The Department of Labor recently issued guidance specific to situations where two (or more) employers each separately employ an employee and are sufficiently associated with or related to each other with respect to the employee. This type of joint employment is sometimes referred to as horizontal joint employment. The focus of the horizontal joint employment analysis is the degree of association between the two potential joint employers even if they are formally separate legal entities and the degree to which they share control of the employee. The following factors may be relevant when analyzing the degree of association between, and sharing of control by, potential horizontal joint employers:

  •       who owns the potential joint employers (i.e., does one employer own part or all of the other or do they have any common owners);
  •       do the potential joint employers have any overlapping officers, directors, executives, or managers;
  •       do the potential joint employers share control over operations (e.g., hiring, firing, payroll, advertising, overhead costs);
  •       are the potential joint employers’ operations inter-mingled (for example, is there one administrative operation for both employers, or does the same person schedule and pay the employees regardless of which employer they work for);
  •       does one potential joint employer supervise the work of the other;
  •       do the potential joint employers share supervisory authority for the employee;
  •       do the potential joint employers treat the employees as a pool of employees available to both of them;
  •       do the potential joint employers share clients or customers; and
  •       are there any agreements between the potential joint employers

To reduce the possibility of being considered joint employers, it is important to limit the above, particularly the appearance that one entity has any control over the dealings with the employees of another entity. When outsourcing payroll, HR, benefits and/or Risk Management, it is likely that the Service Agreement specifies that the worksite employer retains the responsibility for managing the day to day operations and employees. Below are some suggestions to avoid potential risk.  The recommendations listed below refer to franchisees and franchisors, but could apply to any company with shared employee relationships.

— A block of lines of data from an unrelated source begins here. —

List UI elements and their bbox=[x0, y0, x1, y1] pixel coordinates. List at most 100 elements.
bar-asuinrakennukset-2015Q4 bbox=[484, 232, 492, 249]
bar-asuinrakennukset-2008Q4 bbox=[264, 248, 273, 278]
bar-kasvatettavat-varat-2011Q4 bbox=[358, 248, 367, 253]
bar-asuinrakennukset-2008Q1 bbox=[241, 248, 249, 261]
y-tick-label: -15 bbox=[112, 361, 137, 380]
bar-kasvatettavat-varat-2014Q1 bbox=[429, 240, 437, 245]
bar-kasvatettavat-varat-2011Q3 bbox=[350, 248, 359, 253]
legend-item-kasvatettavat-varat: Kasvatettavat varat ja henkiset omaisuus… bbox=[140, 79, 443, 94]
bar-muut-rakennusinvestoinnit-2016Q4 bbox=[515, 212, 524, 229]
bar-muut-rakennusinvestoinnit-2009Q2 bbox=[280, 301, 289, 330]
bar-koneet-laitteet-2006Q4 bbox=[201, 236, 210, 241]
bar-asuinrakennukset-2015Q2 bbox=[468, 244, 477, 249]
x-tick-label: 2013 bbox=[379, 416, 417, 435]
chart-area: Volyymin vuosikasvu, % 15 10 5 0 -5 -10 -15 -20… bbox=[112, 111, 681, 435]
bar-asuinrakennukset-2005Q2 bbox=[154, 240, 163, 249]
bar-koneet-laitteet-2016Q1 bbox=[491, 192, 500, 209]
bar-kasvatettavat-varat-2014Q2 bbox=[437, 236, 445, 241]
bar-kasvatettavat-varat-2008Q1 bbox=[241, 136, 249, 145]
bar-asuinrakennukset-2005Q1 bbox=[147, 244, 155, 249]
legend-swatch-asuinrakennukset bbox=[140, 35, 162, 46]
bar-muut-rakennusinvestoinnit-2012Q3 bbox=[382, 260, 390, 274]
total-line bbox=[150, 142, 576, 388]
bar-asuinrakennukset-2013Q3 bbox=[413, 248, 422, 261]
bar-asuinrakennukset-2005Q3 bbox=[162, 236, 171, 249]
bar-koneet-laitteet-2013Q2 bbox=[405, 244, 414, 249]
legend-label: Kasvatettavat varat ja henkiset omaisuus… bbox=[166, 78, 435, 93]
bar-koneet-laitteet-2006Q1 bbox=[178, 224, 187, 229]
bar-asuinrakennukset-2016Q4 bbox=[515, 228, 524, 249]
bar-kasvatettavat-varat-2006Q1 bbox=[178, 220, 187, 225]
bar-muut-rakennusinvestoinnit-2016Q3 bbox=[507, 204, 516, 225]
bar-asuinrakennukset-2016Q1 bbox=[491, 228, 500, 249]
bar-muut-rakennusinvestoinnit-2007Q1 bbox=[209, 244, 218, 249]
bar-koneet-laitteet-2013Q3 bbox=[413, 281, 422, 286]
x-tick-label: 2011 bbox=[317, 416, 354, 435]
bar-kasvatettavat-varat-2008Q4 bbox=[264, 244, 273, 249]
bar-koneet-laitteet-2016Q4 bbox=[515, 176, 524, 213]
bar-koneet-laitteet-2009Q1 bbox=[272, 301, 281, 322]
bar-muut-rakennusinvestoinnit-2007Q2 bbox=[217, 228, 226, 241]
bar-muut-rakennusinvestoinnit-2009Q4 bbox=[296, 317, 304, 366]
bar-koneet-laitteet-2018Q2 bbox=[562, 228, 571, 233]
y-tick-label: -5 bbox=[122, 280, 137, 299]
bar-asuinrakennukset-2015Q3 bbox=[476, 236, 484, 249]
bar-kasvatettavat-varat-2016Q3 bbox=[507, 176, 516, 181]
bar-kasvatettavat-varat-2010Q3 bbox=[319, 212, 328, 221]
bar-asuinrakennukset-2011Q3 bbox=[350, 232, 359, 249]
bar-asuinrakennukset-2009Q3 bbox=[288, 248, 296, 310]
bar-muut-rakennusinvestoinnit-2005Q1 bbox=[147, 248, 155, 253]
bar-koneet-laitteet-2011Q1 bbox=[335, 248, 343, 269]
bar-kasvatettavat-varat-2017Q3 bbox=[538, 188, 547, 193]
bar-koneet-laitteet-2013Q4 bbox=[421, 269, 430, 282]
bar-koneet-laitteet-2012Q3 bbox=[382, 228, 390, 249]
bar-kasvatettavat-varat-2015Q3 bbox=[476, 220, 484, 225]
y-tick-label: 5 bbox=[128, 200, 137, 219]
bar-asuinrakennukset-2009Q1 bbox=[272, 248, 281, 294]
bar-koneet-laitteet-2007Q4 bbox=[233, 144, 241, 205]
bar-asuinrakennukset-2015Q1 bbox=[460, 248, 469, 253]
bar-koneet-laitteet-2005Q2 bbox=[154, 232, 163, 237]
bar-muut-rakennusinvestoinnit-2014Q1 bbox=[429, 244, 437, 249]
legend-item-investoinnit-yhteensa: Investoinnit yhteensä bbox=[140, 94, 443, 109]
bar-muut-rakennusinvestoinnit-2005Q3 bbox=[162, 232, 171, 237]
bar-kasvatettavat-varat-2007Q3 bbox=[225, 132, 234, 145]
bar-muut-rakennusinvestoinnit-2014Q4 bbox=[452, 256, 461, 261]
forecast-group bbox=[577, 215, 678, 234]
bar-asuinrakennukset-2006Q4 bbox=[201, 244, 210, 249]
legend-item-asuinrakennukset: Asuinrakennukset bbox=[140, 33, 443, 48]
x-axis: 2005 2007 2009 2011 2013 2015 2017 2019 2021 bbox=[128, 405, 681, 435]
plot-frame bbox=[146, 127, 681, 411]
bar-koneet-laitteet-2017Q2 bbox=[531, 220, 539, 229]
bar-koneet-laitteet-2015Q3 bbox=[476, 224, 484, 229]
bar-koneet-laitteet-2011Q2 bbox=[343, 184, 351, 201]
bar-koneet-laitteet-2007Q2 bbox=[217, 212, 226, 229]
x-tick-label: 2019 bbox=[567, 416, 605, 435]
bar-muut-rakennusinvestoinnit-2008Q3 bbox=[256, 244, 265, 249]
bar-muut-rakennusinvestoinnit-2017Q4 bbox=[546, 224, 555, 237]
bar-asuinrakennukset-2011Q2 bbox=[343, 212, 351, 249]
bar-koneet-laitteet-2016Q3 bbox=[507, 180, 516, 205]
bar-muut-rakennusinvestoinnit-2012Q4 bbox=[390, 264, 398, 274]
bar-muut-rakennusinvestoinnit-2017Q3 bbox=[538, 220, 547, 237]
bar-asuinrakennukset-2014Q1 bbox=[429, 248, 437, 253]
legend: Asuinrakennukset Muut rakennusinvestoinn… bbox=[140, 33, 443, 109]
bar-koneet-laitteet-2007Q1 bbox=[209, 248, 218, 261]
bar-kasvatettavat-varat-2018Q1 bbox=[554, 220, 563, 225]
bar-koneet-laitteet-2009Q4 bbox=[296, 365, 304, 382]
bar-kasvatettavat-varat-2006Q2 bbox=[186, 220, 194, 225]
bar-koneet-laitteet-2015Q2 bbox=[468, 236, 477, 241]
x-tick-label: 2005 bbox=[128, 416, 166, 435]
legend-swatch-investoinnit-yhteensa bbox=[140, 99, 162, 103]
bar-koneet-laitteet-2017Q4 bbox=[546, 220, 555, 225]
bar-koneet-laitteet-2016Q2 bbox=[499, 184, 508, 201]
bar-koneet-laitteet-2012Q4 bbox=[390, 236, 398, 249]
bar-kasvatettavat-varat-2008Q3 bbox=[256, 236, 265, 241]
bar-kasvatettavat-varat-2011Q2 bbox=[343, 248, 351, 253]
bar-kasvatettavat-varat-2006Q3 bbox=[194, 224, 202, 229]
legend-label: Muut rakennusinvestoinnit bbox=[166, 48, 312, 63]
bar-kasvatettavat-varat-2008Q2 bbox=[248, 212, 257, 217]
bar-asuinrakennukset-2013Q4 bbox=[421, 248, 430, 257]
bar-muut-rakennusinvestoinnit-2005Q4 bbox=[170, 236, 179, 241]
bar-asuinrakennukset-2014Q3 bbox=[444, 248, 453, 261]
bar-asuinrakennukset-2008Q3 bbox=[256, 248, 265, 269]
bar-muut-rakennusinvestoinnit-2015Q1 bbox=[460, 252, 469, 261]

1. Employee Handbooks & Templates. It’s best to make your own decisions about your handbook content, rather than basing your policies on what another franchisee has in their handbook. Also, the franchisor should avoid providing franchisees with employment applications or other employee forms or templates that they are required to use. A good HR Consultant can work with you to customize your Employee Handbook and provide customizable templates that satisfy your employee management needs, thus avoiding the appearance of an outside entity having control over how your staff is hired and managed.

2. Employment Decisions.  As good risk minimizing best practice for a franchisor is to   avoid involvement in a franchisee’s employment decisions, including hiring, firing, disciplining, scheduling, setting wages and establishing working conditions. Because the franchise is a separate business entity, a franchisor should not set specific work schedules or pay structure for the franchisee’s workers. The franchisee should set its own schedules, hours of work and pay rates. Employee information should not be shared between franchises.  And if hiring an employee, who also works for another franchisee, complete the same selection processes as you would with any other applicant.

3. Don’t Direct Franchisee’s Employees.  Franchisors should give directions to the franchisee ownership, not the franchisee employees themselves. The franchisor does not want to create any appearance that it has any control over the day-to-day operations of the franchisee.

4. Train Your Employees Yourself. Franchisee owners should train their own employees. The franchisor should only train the franchisee-owner, and training for anyone below the ownership level should be optional, if it is offered at all.

The best recipe for minimizing risk when a joint employment relationship may look to exist is to draw a clear line between of what is one organization’s responsibility with day to day employee management as compared to another.  In the franchising world if there is a separate legal entity involved, that is the dividing line.

Many new franchise owners believe they “bought” HR systems and processes when they bought the unit.  But in reality franchisors don’t want to share risk in something they can’t control.  They aren’t at the unit day in and day out to make hiring, managing and labor law compliance decisions – the franchisee owner and the staff they choose to hire are.